Millos: They were both memorable! And I was quite nervous too, specially in Amsterdam with the Boiler Room cameras. But I think it was all good in the end. Dekmantel is one of the few festivals to really invest on DJs that care for bringing different stuff to the dancefloor - the diggers, selectors or whatever you call them. So we really feel comfortable and happy not having to play several house cuts in a row or choosing more obvious tunes.
Augusto: We had an amazing time in both of them – I mean, a couple of years ago I wouldn't think we would be playing in Dekmantel, and it happened not once, but twice. It's great to see the festival coming to São Paulo, being such a good match and we taking part on it. One thing that I felt is that competition is very strong so you have to bring your A-game to the table - there's no room for punters and jokers. Also, I felt lonely without an agent in the backstage - the agents' scene on the Dekmantel backstages was so strong it felt weird being there.

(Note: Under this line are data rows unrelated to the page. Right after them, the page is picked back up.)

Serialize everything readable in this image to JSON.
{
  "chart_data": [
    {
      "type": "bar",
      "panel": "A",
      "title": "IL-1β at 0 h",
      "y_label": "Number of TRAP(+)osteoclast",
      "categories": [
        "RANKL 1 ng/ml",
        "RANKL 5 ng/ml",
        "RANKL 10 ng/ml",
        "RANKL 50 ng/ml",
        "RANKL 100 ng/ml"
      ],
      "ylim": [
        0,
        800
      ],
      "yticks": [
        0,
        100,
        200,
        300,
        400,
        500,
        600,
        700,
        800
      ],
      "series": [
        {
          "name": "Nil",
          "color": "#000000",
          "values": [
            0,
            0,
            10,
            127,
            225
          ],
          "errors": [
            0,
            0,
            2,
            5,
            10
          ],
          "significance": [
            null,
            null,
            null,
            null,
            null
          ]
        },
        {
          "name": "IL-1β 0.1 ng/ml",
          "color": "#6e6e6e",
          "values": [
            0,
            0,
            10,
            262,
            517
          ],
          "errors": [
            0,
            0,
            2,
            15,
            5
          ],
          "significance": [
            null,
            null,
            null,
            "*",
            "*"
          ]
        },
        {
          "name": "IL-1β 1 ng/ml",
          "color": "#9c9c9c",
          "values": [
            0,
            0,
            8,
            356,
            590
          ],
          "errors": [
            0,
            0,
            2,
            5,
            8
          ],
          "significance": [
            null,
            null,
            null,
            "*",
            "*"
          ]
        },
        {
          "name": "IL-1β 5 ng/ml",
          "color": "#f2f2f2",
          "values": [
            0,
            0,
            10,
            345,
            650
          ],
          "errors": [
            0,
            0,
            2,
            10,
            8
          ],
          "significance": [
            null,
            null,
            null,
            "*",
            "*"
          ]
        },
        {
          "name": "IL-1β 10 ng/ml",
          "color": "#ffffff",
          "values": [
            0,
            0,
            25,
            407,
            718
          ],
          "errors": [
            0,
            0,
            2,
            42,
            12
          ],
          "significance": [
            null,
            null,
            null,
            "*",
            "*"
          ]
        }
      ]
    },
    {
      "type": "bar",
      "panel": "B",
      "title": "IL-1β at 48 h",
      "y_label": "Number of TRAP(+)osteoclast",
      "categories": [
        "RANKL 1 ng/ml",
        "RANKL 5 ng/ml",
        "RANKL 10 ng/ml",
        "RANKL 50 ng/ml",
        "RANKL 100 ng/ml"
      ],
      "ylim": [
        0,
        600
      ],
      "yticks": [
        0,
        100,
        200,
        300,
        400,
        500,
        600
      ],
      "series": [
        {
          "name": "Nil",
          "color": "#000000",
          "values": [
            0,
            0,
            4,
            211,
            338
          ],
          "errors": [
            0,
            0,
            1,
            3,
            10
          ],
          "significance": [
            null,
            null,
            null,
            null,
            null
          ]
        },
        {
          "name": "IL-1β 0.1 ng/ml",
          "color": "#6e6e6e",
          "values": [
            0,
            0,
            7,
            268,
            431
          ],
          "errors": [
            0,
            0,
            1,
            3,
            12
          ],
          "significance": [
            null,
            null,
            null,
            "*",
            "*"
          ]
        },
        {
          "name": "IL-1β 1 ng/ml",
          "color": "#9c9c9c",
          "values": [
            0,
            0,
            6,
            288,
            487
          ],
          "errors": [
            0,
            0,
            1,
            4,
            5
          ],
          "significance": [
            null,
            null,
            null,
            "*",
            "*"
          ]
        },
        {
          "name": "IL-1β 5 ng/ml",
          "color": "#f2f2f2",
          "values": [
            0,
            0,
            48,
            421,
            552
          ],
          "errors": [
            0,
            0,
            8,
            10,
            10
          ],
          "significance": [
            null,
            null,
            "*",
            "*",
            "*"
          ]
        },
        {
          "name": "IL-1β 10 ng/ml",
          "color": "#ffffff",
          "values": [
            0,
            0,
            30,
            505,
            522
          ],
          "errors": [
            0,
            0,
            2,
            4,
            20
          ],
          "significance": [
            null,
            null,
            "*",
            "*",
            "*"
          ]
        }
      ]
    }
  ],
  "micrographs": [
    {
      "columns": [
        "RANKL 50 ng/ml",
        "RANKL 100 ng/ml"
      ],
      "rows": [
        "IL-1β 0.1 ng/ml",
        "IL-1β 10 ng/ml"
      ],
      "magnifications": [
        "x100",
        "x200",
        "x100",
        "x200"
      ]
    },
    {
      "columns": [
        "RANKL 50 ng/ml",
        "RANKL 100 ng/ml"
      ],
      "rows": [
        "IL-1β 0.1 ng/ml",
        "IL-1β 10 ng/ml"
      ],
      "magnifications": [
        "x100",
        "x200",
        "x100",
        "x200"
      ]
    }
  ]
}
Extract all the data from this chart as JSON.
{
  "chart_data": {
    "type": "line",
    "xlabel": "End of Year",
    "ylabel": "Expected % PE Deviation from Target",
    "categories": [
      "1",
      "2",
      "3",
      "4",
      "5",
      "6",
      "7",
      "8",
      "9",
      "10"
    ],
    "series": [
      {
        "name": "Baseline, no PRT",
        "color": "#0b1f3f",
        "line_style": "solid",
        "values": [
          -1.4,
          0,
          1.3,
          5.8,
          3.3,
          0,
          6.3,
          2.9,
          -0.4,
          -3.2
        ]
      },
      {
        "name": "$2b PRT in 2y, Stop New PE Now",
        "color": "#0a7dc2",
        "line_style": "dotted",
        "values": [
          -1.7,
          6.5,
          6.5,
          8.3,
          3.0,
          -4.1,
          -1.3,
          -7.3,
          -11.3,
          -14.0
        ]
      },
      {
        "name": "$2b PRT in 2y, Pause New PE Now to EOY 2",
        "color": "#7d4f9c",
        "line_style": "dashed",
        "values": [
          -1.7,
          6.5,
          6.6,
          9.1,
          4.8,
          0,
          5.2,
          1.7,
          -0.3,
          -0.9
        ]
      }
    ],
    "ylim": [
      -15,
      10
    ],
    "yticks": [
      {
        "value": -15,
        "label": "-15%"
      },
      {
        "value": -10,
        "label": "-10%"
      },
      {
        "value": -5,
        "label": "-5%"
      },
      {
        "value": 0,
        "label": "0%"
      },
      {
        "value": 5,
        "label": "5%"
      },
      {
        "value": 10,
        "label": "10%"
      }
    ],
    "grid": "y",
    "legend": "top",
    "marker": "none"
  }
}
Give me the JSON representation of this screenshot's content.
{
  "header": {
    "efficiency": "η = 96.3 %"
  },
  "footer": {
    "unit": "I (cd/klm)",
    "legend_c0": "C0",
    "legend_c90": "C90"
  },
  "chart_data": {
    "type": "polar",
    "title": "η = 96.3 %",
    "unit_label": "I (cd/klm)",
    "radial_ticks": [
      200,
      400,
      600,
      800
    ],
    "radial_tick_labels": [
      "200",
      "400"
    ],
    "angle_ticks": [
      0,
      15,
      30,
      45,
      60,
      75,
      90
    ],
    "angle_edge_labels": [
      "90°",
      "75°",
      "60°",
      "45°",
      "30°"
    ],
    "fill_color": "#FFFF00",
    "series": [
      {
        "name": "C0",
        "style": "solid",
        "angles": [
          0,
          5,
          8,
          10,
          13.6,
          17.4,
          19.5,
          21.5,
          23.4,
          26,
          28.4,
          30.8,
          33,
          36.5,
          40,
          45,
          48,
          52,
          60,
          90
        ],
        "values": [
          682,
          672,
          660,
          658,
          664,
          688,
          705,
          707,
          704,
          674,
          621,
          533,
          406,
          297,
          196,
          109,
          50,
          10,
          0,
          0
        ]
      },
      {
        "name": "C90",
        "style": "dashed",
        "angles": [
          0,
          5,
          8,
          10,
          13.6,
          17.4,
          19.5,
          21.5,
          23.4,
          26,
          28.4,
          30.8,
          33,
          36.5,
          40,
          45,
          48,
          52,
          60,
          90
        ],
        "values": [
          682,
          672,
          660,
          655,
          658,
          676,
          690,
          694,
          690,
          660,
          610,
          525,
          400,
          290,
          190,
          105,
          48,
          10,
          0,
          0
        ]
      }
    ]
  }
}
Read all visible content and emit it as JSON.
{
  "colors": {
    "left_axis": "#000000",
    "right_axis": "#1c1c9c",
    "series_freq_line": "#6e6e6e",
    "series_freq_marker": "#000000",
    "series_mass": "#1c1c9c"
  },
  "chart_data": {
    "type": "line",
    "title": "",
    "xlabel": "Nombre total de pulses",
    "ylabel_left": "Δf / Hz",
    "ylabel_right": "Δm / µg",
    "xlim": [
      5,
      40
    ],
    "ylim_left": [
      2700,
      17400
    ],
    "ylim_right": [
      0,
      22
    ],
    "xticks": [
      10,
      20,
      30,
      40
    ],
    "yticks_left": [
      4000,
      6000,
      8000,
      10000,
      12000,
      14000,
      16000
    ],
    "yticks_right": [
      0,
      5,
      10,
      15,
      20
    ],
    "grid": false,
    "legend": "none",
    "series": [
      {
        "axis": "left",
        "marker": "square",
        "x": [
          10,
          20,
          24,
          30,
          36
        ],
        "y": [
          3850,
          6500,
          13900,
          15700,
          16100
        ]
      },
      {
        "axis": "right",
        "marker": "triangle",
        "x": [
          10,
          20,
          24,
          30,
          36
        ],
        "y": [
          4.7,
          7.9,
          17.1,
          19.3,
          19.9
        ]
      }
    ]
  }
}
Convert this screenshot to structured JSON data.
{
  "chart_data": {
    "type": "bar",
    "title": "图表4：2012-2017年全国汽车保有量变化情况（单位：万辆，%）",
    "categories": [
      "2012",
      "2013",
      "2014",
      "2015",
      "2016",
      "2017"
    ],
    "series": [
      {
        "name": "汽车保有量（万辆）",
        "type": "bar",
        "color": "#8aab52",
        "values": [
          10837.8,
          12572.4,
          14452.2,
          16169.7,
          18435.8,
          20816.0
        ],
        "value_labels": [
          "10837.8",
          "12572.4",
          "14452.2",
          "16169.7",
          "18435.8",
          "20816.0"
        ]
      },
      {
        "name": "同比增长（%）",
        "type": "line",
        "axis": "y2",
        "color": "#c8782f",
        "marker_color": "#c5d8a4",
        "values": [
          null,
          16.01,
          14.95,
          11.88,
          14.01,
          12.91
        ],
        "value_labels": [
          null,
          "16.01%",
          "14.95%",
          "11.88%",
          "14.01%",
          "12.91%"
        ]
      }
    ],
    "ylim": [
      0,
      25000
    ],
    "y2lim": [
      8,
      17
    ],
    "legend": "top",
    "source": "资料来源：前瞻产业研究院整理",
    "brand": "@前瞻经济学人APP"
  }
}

What’s in the pipeline for this year? Any exciting things coming up you are looking forward to?
Millos: There will be probably another Selvagem european tour this year. We also have 5 releases on the pipeline for Selva Discos, our label that debuted last year with the reissue of Maria Rita Stumpf’s album. And I’m doing a compilation of synthetic Brazilian music from the 80s and 90s to be released hopefully in the first semester through Soundway records. Besides that I’m also looking forward to spend several hours at moldy, dirty places looking for cool records people still don’t know - one of my favorite things to do in life, so I’m quite happy.
Augusto: Selva Discos is our main concern now when it comes to music. I'm also working on a comp for Music For Dreams and a few other stuff (some edits plus original production with some friends), nothing too fancy.